The bill would establish a task force of federal agencies, as well as state and local governments, to develop secure methods to validate identity while keeping privacy and security top priorities.
The bill would also direct the National Institute of Standards and Technology to create a new framework of standards for agencies to follow when providing digital identity verification services.
As a member of the Select Subcommittee on the Coronavirus, Foster said his colleagues will eventually look at how other countries have responded to common challenges, including vaccine distribution.
Countries that have adopted the equivalent of a “digital driver’s license,” Foster said, has helped avoid bottlenecks in vaccine distribution.
“The efficiency of having a unique identifier [is] so you can say, ‘Here is your priority, here’s your place on the priority list.’ If people wish to get contacted, they can be contacted when their area has vaccine available, with a list of places where they can get it, and they can use that same authentication to reserve a place in line to get their vaccine. The countries that have that in place have had a huge advantage in not only vaccines, but in testing,” Foster said.
A stronger digital identity would also curb phishing attempts and ransomware malware attacks, which have grown in scope and sophistication under the pandemic.
Michael Mosier, the deputy director and digital innovation officer for the Treasury Department’s Financial Crimes Enforcement Network (FinCEN), said criminals are increasingly exploiting vulnerabilities in identity systems to commit fraud, cybercrime, and other illicit activities.
Mosier said the agency has seen about 5,000 account takeover reports each month, resulting in about $400 million a month in fraud in the last two months.
Much of the fraud happens when scammers create accounts using stolen credentials.

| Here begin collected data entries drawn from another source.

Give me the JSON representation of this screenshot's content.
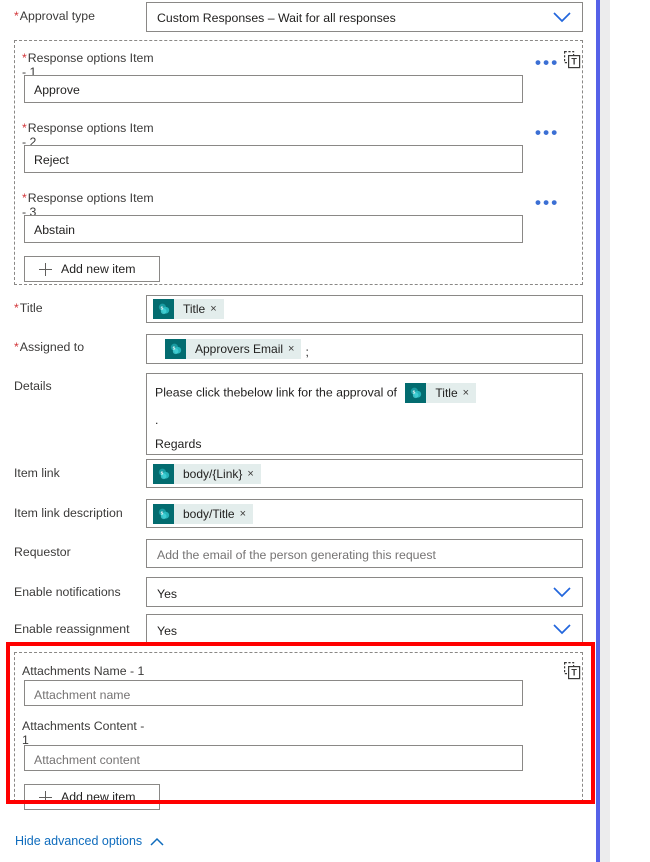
{
  "panel": {
    "accent_color": "#5561e8",
    "highlight_color": "#ff0000",
    "token_chip_icon_color": "#036c70",
    "token_chip_bg_color": "#e3edec",
    "link_color": "#0f6cbd"
  },
  "approval_type": {
    "label": "Approval type",
    "required_marker": "*",
    "value": "Custom Responses – Wait for all responses",
    "chevron_icon": "chevron-down-icon"
  },
  "response_options": {
    "add_button_label": "Add new item",
    "add_button_icon": "plus-icon",
    "items": [
      {
        "label": "Response options Item - 1",
        "label_main": "Response options Item",
        "label_suffix": "- 1",
        "required_marker": "*",
        "value": "Approve",
        "overflow_icon": "ellipsis-icon",
        "overflow_label": "•••",
        "token_icon": "insert-token-icon"
      },
      {
        "label": "Response options Item - 2",
        "label_main": "Response options Item",
        "label_suffix": "- 2",
        "required_marker": "*",
        "value": "Reject",
        "overflow_icon": "ellipsis-icon",
        "overflow_label": "•••"
      },
      {
        "label": "Response options Item - 3",
        "label_main": "Response options Item",
        "label_suffix": "- 3",
        "required_marker": "*",
        "value": "Abstain",
        "overflow_icon": "ellipsis-icon",
        "overflow_label": "•••"
      }
    ]
  },
  "title_field": {
    "label": "Title",
    "required_marker": "*",
    "chip": {
      "text": "Title",
      "remove": "×",
      "icon": "sharepoint-icon"
    }
  },
  "assigned_to_field": {
    "label": "Assigned to",
    "required_marker": "*",
    "chip": {
      "text": "Approvers Email",
      "remove": "×",
      "icon": "sharepoint-icon"
    },
    "trailing_text": ";"
  },
  "details_field": {
    "label": "Details",
    "line1_before": "Please click thebelow  link for the approval of",
    "chip": {
      "text": "Title",
      "remove": "×",
      "icon": "sharepoint-icon"
    },
    "line2": ".",
    "line3": "Regards"
  },
  "item_link_field": {
    "label": "Item link",
    "chip": {
      "text": "body/{Link}",
      "remove": "×",
      "icon": "sharepoint-icon"
    }
  },
  "item_link_description_field": {
    "label": "Item link description",
    "chip": {
      "text": "body/Title",
      "remove": "×",
      "icon": "sharepoint-icon"
    }
  },
  "requestor_field": {
    "label": "Requestor",
    "value": "",
    "placeholder": "Add the email of the person generating this request"
  },
  "enable_notifications_field": {
    "label": "Enable notifications",
    "value": "Yes",
    "chevron_icon": "chevron-down-icon"
  },
  "enable_reassignment_field": {
    "label": "Enable reassignment",
    "value": "Yes",
    "chevron_icon": "chevron-down-icon"
  },
  "attachments": {
    "name_label": "Attachments Name - 1",
    "name_label_main": "Attachments Name - 1",
    "name_placeholder": "Attachment name",
    "name_value": "",
    "content_label_main": "Attachments Content -",
    "content_label_suffix": "1",
    "content_placeholder": "Attachment content",
    "content_value": "",
    "token_icon": "insert-token-icon",
    "add_button_label": "Add new item",
    "add_button_icon": "plus-icon"
  },
  "footer": {
    "hide_advanced_label": "Hide advanced options",
    "caret_icon": "chevron-up-icon"
  }
}
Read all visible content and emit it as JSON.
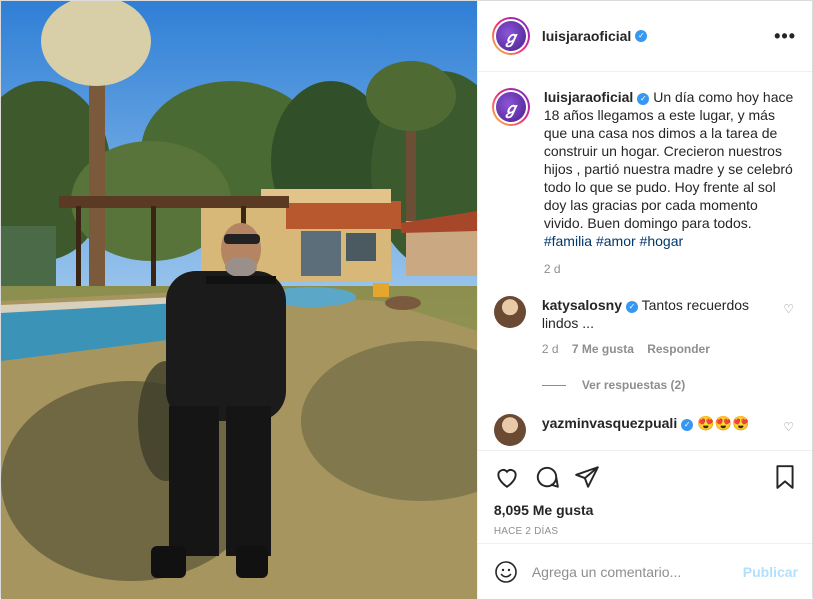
{
  "post": {
    "username": "luisjaraoficial",
    "more_glyph": "•••",
    "caption_text": "Un día como hoy hace 18 años llegamos a este lugar, y más que una casa nos dimos a la tarea de construir un hogar. Crecieron nuestros hijos , partió nuestra madre y se celebró todo lo que se pudo. Hoy frente al sol doy las gracias por cada momento vivido. Buen domingo para todos.",
    "hashtags": [
      "#familia",
      "#amor",
      "#hogar"
    ],
    "caption_age": "2 d",
    "likes": "8,095 Me gusta",
    "posted": "HACE 2 DÍAS"
  },
  "comments": [
    {
      "username": "katysalosny",
      "text": "Tantos recuerdos lindos ...",
      "age": "2 d",
      "likes": "7 Me gusta",
      "reply_label": "Responder",
      "view_replies": "Ver respuestas (2)"
    },
    {
      "username": "yazminvasquezpuali",
      "text": "😍😍😍"
    }
  ],
  "add_comment": {
    "placeholder": "Agrega un comentario...",
    "publish_label": "Publicar"
  },
  "icons": [
    "heart-icon",
    "comment-icon",
    "share-icon",
    "bookmark-icon",
    "emoji-icon",
    "verified-icon",
    "more-icon"
  ],
  "colors": {
    "verified": "#3897f0",
    "link": "#00376b",
    "publish_disabled": "#b2dffc",
    "muted": "#8e8e8e"
  }
}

In a COVID-19 cybercrime advisory last summer, FinCEN highlighted that criminals are undermining identity verification processes through identity theft and synthetic identity fraud.
“With billions of compromised credentials exposed online, there’s a high likelihood that many users of the US financial system have had some legacy information compromised at some point,” Moiser said.

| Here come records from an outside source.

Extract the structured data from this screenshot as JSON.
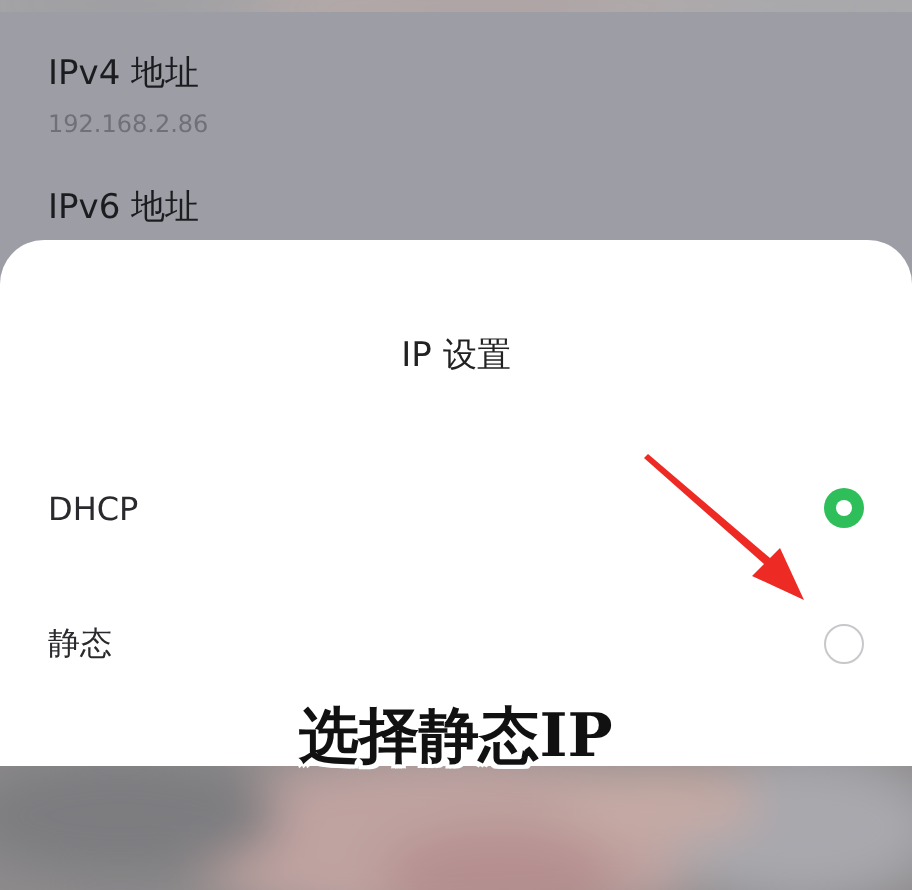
{
  "settings_list": [
    {
      "title": "IPv4 地址",
      "value": "192.168.2.86"
    },
    {
      "title": "IPv6 地址"
    }
  ],
  "dialog": {
    "title": "IP 设置",
    "options": [
      {
        "label": "DHCP",
        "selected": true
      },
      {
        "label": "静态",
        "selected": false
      }
    ]
  },
  "caption": "选择静态IP"
}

Stronger identity also leads to more resiliency in agency programs. Jeremy Grant, a former senior executive advisor for the National Strategy for Trusted Identities in Cyberspace (NSTIC), now the managing director at Venable, said the Trump administration in the early stages of the pandemic effectively ordered a partial government shutdown of citizen-facing services until the agencies could figure out a way to deliver them remotely.

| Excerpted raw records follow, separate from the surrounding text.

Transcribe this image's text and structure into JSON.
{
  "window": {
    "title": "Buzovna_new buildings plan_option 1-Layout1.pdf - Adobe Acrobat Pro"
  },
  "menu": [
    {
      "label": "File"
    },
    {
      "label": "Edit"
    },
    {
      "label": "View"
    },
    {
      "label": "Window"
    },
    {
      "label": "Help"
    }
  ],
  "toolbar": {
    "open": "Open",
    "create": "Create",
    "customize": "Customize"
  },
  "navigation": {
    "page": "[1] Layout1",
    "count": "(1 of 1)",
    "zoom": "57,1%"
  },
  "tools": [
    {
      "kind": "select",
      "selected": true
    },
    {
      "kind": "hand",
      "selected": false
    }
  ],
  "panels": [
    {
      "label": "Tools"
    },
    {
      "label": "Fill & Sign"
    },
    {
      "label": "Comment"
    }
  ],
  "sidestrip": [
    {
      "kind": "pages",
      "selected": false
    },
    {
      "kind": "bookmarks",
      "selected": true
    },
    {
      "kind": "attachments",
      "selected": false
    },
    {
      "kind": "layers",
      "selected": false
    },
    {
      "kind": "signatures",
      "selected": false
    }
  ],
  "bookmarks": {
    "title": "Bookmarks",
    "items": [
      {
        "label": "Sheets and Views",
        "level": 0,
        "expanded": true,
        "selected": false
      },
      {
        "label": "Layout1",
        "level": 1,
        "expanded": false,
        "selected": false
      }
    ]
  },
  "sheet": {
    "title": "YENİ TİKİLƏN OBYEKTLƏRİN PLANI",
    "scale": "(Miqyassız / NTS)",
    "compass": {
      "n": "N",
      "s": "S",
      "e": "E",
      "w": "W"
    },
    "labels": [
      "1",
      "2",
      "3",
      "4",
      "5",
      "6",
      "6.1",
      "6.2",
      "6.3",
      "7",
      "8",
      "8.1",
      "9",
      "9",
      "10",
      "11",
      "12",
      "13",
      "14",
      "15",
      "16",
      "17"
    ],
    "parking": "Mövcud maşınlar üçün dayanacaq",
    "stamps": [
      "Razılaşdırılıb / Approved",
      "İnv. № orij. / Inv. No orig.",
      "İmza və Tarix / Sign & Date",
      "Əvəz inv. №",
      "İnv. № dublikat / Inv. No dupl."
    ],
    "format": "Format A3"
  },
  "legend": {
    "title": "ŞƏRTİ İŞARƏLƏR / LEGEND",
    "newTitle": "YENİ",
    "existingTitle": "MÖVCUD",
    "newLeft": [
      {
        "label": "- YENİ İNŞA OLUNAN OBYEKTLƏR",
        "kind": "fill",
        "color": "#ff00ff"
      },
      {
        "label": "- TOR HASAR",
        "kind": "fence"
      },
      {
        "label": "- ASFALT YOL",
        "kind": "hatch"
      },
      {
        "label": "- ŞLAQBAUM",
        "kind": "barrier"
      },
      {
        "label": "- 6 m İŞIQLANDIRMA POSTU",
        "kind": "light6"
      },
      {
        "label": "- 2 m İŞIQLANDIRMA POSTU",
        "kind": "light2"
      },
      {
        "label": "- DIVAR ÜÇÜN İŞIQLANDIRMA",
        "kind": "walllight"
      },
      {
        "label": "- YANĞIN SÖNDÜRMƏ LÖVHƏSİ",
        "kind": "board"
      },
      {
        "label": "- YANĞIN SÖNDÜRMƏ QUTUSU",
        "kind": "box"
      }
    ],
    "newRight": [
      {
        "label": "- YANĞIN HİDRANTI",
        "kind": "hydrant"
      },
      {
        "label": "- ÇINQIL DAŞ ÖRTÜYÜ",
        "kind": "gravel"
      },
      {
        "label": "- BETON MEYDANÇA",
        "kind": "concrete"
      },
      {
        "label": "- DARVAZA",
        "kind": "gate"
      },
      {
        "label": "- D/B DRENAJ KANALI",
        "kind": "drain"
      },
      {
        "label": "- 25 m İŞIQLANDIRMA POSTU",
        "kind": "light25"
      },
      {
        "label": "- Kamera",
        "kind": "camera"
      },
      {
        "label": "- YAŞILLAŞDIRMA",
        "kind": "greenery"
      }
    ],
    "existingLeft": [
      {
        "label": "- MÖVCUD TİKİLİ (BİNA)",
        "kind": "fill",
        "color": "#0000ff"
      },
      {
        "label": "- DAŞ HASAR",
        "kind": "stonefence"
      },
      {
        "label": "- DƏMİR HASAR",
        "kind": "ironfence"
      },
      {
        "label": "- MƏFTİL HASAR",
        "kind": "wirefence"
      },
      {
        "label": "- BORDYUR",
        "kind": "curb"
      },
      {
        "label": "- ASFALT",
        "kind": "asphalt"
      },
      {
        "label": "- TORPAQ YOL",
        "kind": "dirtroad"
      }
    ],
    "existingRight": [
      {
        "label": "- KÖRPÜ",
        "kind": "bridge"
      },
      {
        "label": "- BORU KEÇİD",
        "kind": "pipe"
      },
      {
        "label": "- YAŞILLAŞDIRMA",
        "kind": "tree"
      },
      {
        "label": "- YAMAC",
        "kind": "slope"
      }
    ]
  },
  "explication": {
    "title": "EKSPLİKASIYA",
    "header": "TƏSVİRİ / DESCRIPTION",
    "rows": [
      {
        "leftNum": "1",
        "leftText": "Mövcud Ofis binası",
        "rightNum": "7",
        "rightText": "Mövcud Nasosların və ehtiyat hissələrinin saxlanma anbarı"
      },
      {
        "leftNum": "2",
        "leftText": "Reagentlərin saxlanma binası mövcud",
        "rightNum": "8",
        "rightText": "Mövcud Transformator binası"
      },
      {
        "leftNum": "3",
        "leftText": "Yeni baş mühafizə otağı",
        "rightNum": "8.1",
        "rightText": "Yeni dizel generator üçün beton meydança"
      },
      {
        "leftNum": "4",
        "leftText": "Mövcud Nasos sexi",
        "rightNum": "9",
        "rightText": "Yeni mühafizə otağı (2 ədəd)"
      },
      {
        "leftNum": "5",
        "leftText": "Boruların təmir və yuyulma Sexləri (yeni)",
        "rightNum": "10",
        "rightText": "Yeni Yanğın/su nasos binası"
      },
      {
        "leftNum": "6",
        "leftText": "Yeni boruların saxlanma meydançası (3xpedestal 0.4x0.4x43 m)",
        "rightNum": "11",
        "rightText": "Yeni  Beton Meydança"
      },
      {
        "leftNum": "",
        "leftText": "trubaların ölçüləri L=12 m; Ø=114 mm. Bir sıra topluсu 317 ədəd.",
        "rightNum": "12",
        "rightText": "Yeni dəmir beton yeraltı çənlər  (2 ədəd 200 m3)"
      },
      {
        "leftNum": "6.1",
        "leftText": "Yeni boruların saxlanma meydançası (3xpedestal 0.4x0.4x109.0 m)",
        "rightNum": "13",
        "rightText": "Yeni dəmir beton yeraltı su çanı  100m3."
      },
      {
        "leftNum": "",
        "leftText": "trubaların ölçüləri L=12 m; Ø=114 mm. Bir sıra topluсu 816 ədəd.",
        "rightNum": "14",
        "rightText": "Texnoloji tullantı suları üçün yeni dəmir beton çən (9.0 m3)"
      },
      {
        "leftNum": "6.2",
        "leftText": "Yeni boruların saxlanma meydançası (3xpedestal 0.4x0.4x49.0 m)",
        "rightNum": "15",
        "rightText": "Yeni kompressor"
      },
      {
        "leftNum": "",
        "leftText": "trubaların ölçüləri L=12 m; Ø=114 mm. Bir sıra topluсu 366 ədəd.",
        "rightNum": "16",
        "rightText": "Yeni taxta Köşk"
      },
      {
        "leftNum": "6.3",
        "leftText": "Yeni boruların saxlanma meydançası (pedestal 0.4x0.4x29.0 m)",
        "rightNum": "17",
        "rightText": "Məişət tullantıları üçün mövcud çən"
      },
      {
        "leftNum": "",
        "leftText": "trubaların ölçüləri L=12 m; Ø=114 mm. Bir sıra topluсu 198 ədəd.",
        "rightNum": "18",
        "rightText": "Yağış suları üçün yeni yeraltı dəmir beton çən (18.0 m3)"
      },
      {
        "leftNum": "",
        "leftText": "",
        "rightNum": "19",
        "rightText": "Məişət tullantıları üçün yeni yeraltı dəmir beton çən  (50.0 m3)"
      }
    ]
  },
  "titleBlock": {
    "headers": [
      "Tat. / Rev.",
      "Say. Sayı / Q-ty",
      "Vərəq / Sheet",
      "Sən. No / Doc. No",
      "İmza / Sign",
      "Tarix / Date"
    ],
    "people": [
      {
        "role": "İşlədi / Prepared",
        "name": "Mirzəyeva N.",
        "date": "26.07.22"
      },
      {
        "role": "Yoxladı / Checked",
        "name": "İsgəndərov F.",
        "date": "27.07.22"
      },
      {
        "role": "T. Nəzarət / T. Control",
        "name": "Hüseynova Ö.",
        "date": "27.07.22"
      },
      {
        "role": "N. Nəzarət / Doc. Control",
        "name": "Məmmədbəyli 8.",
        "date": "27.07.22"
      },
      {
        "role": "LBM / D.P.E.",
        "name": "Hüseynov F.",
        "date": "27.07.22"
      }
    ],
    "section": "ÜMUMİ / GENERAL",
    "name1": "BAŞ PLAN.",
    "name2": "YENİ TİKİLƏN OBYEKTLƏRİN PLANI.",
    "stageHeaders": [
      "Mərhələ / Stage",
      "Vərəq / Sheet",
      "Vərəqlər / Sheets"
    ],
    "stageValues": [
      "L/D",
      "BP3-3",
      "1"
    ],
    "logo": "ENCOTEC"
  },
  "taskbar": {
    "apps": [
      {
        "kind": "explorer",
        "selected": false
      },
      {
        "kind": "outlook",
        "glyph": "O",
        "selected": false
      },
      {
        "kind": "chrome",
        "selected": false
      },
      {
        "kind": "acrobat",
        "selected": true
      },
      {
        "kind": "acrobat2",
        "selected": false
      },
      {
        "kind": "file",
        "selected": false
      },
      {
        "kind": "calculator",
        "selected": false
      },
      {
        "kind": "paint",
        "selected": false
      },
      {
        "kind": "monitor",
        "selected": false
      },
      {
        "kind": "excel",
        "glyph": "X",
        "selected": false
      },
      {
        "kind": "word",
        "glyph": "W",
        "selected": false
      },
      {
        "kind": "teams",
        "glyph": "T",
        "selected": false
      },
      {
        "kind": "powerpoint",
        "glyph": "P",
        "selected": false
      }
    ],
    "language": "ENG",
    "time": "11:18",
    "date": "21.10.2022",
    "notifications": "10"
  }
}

“A lot of these services could have been delivered remotely if America had a robust, trustworthy digital identity infrastructure. We’ve seen federal and state agencies scrambling to figure out how to validate the identities of people who are eligible for new benefits tied to the pandemic, something important to both delivering dollars in a timely fashion and also stopping fraud,” Grant said.
The Office of Management and Budget, in a 2019 memo, tasked the General Services Administration with figuring out how citizens can access their federally held data through APIs.
Phil Lam, GSA’s executive director of identity, said GSA worked with several agencies to pilot that concept, and said the Social Security Administration has made considerable progress toward this goal.
“We as government are providing a lot of benefits to Americans today. In order to facilitate providing that benefit, we need to know who you are, are you eligible for this, to help reduce fraud and theft,” Lam said.
Through Login.gov, GSA provides a common account that enables access across many agencies. The site now has more than 25 million users. Lam said GSA piloted an identity verification product on Login.gov with the Railroad Retirement Board and SBA.
As the capabilities of Login.gov grow, Lam said GSA looks to deliver more capabilities to agency partners, and said agencies should make improving identity services a shared goal across governement.
“It’s a common challenge that requires a common solution set. So getting alignment across the agencies that yes, we’re not that special in terms of this specific challenge area, and thus, would need and desire a common shared platform for this. That’s something that, you know, our office helped drive towards this past year,” Lam said.